The forecasts should look at the full range of possibilities, she says. Investors and auditors want to see the big picture: “This is our typical working capital plan. This is our conservative plan, and this is our back-up plan—and have a back-up plan.”

Bruce Pounder, president of accounting education firm Leveraged Logic, says credible, truthful answers are essential when auditors, lenders, or investors start asking questions. “The worst thing a company can do at a time when it’s under scrutiny is try to hide things,” he says. “Even if it’s not positive, tell the truth. Otherwise it will get worse for you.”

Companies should emphasize whether the problems they’re facing are the result of economic factors beyond their control, Pounder says. That won’t necessarily change whether the company should be considered a going concern, “but it does help shape how that opinion may be interpreted by investors, creditors, and analysts,” he says.

Pounder

Another wise move: Understand now what the company might look like if it did indeed have to liquidate or file for bankruptcy, in case investors start asking to see that picture. “It’s better to know what the company would look like if that were to happen, than to be ignorant of that while trying to resolve the issue of whether we’re a going concern,” Pounder says.

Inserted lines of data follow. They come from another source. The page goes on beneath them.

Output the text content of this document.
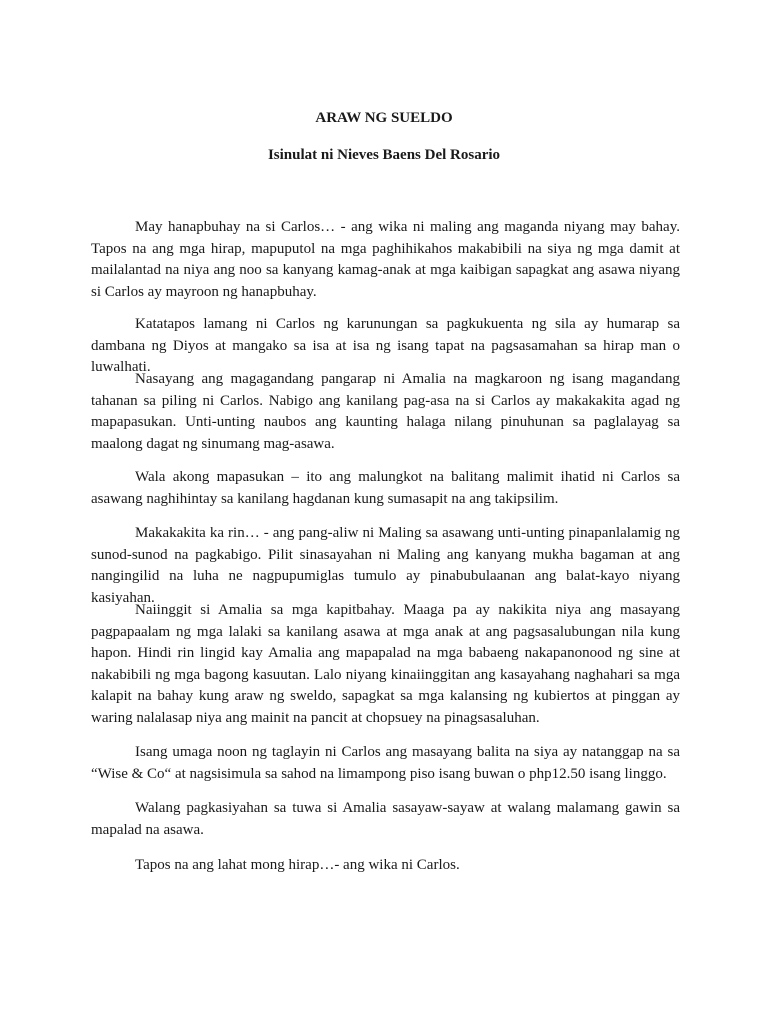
ARAW NG SUELDO
Isinulat ni Nieves Baens Del Rosario

May hanapbuhay na si Carlos… - ang wika ni maling ang maganda niyang may bahay. Tapos na ang mga hirap, mapuputol na mga paghihikahos makabibili na siya ng mga damit at mailalantad na niya ang noo sa kanyang kamag-anak at mga kaibigan sapagkat ang asawa niyang si Carlos ay mayroon ng hanapbuhay.

Katatapos lamang ni Carlos ng karunungan sa pagkukuenta ng sila ay humarap sa dambana ng Diyos at mangako sa isa at isa ng isang tapat na pagsasamahan sa hirap man o luwalhati.

Nasayang ang magagandang pangarap ni Amalia na magkaroon ng isang magandang tahanan sa piling ni Carlos. Nabigo ang kanilang pag-asa na si Carlos ay makakakita agad ng mapapasukan. Unti-unting naubos ang kaunting halaga nilang pinuhunan sa paglalayag sa maalong dagat ng sinumang mag-asawa.

Wala akong mapasukan – ito ang malungkot na balitang malimit ihatid ni Carlos sa asawang naghihintay sa kanilang hagdanan kung sumasapit na ang takipsilim.

Makakakita ka rin… - ang pang-aliw ni Maling sa asawang unti-unting pinapanlalamig ng sunod-sunod na pagkabigo. Pilit sinasayahan ni Maling ang kanyang mukha bagaman at ang nangingilid na luha ne nagpupumiglas tumulo ay pinabubulaanan ang balat-kayo niyang kasiyahan.

Naiinggit si Amalia sa mga kapitbahay. Maaga pa ay nakikita niya ang masayang pagpapaalam ng mga lalaki sa kanilang asawa at mga anak at ang pagsasalubungan nila kung hapon. Hindi rin lingid kay Amalia ang mapapalad na mga babaeng nakapanonood ng sine at nakabibili ng mga bagong kasuutan. Lalo niyang kinaiinggitan ang kasayahang naghahari sa mga kalapit na bahay kung araw ng sweldo, sapagkat sa mga kalansing ng kubiertos at pinggan ay waring nalalasap niya ang mainit na pancit at chopsuey na pinagsasaluhan.

Isang umaga noon ng taglayin ni Carlos ang masayang balita na siya ay natanggap na sa “Wise & Co“ at nagsisimula sa sahod na limampong piso isang buwan o php12.50 isang linggo.

Walang pagkasiyahan sa tuwa si Amalia sasayaw-sayaw at walang malamang gawin sa mapalad na asawa.

Tapos na ang lahat mong hirap…- ang wika ni Carlos.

If there’s an upside to the situation, Gazzaway says, it’s that the going-concern warning might not carry its usual negative stigma in the marketplace these days.

“There’s going to be a volume of them out there,” he says. “Investors are going to be looking for clarity of the plan and transparency. If we get out in front of it and handle it as early as possible, it will be much easier to deal with than when it becomes a fire drill.”